フィギュアスケートの〝皇帝〟ことロシアのエフゲニー・プルシェンコ氏主催のアイスショーで起こった事故を巡り、4回転ジャンプ論争が起こっている。

 16日のショーで、北京五輪男子代表のエフゲニー・セメネンコが4回転ジャンプを試みた際、不自然な形で転倒し頭部を激しく強打。ふらつき、客席に倒れ、担架で救急搬送された。
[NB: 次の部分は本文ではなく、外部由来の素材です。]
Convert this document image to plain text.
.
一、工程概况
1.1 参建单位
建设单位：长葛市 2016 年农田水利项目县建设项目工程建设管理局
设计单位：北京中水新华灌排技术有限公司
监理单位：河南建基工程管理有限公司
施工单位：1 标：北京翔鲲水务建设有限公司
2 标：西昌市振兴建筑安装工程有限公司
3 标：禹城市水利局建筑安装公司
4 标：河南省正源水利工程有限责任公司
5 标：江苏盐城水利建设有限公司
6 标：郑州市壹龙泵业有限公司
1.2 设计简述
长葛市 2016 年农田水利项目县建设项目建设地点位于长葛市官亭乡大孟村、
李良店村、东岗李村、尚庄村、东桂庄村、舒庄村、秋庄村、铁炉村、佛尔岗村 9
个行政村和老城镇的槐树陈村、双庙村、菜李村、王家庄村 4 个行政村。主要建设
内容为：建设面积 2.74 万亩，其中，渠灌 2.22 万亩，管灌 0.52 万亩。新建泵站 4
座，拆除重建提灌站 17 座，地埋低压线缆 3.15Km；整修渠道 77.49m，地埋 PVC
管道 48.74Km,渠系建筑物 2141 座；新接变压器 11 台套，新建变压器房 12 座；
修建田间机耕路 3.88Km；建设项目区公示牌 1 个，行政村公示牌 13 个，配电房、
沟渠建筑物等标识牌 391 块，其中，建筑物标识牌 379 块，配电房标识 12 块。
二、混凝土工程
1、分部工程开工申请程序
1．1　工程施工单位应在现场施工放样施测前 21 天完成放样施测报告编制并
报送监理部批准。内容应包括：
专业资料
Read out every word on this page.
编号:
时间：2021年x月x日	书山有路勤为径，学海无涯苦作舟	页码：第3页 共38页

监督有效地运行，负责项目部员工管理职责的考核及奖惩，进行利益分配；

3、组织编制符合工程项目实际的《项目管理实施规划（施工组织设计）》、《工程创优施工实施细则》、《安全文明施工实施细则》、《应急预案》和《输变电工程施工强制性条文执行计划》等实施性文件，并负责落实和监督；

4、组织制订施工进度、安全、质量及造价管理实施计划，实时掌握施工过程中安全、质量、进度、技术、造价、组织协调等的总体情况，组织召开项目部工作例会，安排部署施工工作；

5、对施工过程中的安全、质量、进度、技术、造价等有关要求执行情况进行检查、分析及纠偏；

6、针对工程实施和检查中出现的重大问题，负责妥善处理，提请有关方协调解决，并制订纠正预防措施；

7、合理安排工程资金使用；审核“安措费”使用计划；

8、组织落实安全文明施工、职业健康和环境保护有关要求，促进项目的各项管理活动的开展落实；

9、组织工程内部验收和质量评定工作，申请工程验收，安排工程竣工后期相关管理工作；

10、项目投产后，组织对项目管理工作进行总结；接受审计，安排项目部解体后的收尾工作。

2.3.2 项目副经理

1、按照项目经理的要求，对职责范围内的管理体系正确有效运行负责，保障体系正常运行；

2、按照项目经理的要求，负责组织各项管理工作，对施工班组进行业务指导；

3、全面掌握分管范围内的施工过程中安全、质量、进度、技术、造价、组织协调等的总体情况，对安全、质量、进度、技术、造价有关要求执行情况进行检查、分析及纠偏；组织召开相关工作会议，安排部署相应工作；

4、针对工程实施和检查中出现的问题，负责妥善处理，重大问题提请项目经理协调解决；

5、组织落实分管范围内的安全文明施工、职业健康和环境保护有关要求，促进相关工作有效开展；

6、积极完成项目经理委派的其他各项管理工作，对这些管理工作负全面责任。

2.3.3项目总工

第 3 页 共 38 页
「脳震とう」と診断されたという。

 アイスショーは照明やリンクのサイズで通常の競技とは異なる。ロシア・フィギュア関係者の間で、アイスショーに難度の高い4回転ジャンプが必要かどうかが議論になった。五輪元メダリストで指導者のアレクサンドル・ズーリン氏はロシア「チャンピオナット」に対し「商業ショーでは難度の高いジャンプやエレメントを制限することが必要。また、難度の高い要素の時にフルライトを点灯させるよう、照明スタッフと取り決めをしておくことも必要だ。暗いところではリスクが何倍にもなる」と規制を主張した。

 一方で重鎮で名伯楽のタチアナ・タラソワ氏は「4回転ジャンプの規制? いいえ、その必要はない」と言い切った。

 プルシェンコのショーで発生したアクシデントが、波紋を広げている。